After days of agony I woke one morning with the word “absolution” on my mind. I couldn’t shake it. I suddenly understood why the pastor stood in front of the church and absolved us. I needed the freedom that forgiveness brings but I didn’t know how to find it. I needed to hear it from someone else. I knew that my own pastor would talk to me but I also knew it would be more of a conversation about me going to God and me trying harder to believe that I am forgiven, both good things in their own right but not what I needed to hear.
Knowing that the formal act of confession and absolution is practiced in liturgical churches I called my Episcopalian priest friend. I was hesitant but a mutual friend assured me that he would be happy to help.
Over the phone and thousands of miles away I confessed my sin to someone else's pastor. He read into the phone words of absolution, words of freedom to my burdened soul. He assured me that my sin against my friend had died along with her, that just as God remembers it no more, she also remembered it no more.
Freedom had come on the lips of another.
I am now a member of a Lutheran church (although I am not very Lutheran) for the very reason of absolution and confession.

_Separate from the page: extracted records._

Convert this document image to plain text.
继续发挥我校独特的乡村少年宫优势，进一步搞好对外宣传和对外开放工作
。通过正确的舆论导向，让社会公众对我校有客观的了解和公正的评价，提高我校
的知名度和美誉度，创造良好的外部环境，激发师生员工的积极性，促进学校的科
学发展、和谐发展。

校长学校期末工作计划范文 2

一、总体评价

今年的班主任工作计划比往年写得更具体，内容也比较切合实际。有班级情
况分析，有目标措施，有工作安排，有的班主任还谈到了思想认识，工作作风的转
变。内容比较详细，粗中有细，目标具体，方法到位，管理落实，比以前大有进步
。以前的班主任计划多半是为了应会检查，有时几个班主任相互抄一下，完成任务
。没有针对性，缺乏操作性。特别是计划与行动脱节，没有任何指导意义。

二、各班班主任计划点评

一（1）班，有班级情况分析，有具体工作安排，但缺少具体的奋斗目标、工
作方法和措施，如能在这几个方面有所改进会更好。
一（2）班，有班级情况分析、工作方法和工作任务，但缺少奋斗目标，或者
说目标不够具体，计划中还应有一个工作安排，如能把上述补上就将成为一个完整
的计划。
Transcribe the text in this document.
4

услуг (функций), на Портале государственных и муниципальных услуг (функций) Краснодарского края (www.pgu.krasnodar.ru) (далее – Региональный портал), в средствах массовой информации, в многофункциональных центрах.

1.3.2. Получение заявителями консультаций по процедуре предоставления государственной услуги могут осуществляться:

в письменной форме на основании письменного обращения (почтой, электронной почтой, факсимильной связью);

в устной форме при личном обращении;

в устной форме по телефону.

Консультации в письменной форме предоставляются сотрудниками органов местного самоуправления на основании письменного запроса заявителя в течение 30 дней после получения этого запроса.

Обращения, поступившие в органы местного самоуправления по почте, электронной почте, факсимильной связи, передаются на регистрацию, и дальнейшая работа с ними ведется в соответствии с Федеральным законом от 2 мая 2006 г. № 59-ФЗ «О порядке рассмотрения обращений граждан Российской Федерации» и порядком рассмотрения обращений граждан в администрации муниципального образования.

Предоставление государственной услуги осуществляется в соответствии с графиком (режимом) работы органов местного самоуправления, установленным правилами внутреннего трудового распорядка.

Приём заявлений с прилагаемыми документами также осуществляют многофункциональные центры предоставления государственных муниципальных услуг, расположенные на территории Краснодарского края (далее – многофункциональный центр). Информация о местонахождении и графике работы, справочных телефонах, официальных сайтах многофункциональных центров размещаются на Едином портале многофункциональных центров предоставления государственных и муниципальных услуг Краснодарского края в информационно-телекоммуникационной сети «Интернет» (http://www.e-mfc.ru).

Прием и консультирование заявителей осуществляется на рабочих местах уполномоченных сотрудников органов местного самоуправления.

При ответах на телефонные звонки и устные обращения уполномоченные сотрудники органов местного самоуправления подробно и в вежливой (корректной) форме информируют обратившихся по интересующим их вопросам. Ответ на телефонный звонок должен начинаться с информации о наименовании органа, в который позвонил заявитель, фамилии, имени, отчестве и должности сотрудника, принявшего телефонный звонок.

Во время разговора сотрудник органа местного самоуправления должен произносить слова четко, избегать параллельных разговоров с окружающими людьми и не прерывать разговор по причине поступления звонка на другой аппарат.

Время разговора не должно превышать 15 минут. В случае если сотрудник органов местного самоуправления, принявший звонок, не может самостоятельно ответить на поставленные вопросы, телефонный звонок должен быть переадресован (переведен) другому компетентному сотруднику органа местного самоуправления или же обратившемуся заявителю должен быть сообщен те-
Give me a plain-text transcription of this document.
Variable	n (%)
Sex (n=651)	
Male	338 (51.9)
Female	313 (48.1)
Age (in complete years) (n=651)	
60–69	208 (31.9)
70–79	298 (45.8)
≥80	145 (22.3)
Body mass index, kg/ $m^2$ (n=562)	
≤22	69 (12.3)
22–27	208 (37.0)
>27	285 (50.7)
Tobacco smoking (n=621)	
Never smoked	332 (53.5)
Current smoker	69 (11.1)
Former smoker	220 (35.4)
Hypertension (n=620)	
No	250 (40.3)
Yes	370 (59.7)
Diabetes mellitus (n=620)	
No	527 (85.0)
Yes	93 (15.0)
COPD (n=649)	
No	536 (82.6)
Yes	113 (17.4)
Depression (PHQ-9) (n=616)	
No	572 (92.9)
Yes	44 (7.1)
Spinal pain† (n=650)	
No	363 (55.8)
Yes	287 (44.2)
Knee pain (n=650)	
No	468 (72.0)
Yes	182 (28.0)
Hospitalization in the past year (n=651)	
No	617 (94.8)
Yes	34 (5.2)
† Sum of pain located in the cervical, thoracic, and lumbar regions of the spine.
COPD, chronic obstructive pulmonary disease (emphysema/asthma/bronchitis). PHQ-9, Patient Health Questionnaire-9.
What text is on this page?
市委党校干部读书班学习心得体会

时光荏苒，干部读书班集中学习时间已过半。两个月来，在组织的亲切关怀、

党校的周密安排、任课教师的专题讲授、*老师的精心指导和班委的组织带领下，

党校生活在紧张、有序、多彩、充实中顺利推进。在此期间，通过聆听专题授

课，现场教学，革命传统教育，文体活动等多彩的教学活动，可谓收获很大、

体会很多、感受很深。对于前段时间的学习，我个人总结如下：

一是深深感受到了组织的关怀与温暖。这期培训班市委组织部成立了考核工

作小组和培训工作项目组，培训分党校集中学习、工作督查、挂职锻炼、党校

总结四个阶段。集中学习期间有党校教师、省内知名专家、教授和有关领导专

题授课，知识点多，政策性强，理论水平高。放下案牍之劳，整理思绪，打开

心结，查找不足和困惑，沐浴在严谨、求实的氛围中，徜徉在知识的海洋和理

Every week as I confess my sin along with my family and my community words of forgiveness are spoken back to me. I am declared forgiven by another. I breathe in deep.
Every day we need to hear the good news. Read it, listen to it, claw our way through until we find that voice that will speak it to us. And in turn we can be that voice that speaks forgiveness into the lives of those around us.
Let the words on our lips proclaim the freeing truth, “ In Christ, all is forgiven.”